スペインでは生ハムカット職人である「コルタドール」の資格試験があるほどです。 -
スライサー(手動)
※テラス席に飾られている手動スライサー ハンドルを使って手動で刃を回すスライサー。
全て金属で出来ているかなり操作は大変ですが、手切りでは難しい後ろが透き通るほどの薄切りを効率よくカットすることが出来ます。
また、電動のものより刃の回転速度が遅いため、摩擦熱が少ないので滑らかな食感に仕上がると言われています。 -
スライサー(電動)
※サルメリア(加工食品屋)の店頭に置かれた電動スライサー(写真右端) 電気式のスライサー。
生ハムを薄く、すばやく手軽にスライスすることが可能です。切りたての生ハムを素早く提供したい席数のあるレストランやスライスパックを作る工場などで使用されています。

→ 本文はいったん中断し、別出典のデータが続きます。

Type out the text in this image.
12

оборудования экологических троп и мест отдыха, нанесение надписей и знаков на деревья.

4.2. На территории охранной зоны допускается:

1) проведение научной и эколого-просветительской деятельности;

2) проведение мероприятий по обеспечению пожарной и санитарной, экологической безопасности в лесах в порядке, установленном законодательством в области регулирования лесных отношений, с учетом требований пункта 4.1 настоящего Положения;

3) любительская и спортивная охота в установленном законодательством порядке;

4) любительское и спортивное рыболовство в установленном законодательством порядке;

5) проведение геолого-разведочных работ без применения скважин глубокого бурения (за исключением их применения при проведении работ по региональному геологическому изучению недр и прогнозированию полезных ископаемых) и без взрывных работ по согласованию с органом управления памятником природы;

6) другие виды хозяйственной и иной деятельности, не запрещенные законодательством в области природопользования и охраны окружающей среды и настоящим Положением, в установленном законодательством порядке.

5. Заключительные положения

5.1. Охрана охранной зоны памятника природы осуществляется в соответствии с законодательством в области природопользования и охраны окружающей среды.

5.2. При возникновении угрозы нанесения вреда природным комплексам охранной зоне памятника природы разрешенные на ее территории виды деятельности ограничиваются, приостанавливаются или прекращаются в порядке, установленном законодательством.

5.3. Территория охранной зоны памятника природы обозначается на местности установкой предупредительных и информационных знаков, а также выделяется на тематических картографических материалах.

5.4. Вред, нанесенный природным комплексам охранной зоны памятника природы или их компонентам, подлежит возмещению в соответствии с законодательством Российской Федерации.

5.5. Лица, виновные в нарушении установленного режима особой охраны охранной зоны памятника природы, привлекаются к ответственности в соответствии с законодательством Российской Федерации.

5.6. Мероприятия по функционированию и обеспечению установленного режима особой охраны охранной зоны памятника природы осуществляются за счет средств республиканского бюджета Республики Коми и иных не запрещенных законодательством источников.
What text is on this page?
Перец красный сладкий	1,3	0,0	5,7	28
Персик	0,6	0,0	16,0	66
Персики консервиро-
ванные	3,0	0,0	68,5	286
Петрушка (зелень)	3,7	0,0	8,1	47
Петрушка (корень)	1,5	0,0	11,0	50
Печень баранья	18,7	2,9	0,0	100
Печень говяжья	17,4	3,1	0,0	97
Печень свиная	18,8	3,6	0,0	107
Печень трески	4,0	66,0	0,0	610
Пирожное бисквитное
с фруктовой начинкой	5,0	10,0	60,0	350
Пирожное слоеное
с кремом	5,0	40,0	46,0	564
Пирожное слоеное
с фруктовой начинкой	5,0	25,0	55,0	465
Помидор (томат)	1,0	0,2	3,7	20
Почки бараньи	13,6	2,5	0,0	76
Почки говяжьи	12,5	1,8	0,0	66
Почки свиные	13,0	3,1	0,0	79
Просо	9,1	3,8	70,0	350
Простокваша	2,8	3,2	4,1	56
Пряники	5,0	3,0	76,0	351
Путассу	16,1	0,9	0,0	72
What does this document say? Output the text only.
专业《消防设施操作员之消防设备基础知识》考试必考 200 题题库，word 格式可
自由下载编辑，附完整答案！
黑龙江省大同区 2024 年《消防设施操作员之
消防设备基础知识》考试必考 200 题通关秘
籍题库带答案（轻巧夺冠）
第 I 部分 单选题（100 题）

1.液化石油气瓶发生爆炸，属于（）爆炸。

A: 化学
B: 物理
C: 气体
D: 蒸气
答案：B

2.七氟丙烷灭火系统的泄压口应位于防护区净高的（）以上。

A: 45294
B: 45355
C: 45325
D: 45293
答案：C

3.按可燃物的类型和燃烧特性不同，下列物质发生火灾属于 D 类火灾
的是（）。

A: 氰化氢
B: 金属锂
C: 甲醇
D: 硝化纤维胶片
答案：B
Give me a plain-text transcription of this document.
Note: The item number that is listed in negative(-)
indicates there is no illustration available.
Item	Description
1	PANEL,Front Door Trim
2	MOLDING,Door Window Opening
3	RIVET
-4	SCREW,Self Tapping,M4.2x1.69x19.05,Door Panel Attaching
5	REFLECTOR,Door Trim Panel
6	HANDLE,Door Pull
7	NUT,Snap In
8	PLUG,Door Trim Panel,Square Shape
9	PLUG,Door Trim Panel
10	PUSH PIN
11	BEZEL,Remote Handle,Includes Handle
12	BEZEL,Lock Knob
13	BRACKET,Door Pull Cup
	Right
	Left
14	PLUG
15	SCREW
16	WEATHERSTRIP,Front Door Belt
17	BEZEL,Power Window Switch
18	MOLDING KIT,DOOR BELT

フラッとイタリア料理屋やスペインバルに入ってもし生ハム原木が置いてあったら「当たりだ!」と皆様思われることでしょう。
一方で店頭に原木が置いていなくてもスライサーが置いてあるお店なら、そこも「当たり」の可能性大です。
生ハムスライサーは実はかなり気合の入った初期投資が必要な存在なのです。特に生ハムに最適化されたイタリアメーカーのものであればさらに…。
つまりスライサーを導入しているということはかなり気合を入れて、切りたての生ハムを提供するお店と言うこと。ぜひお店選びの参考にしてみてください!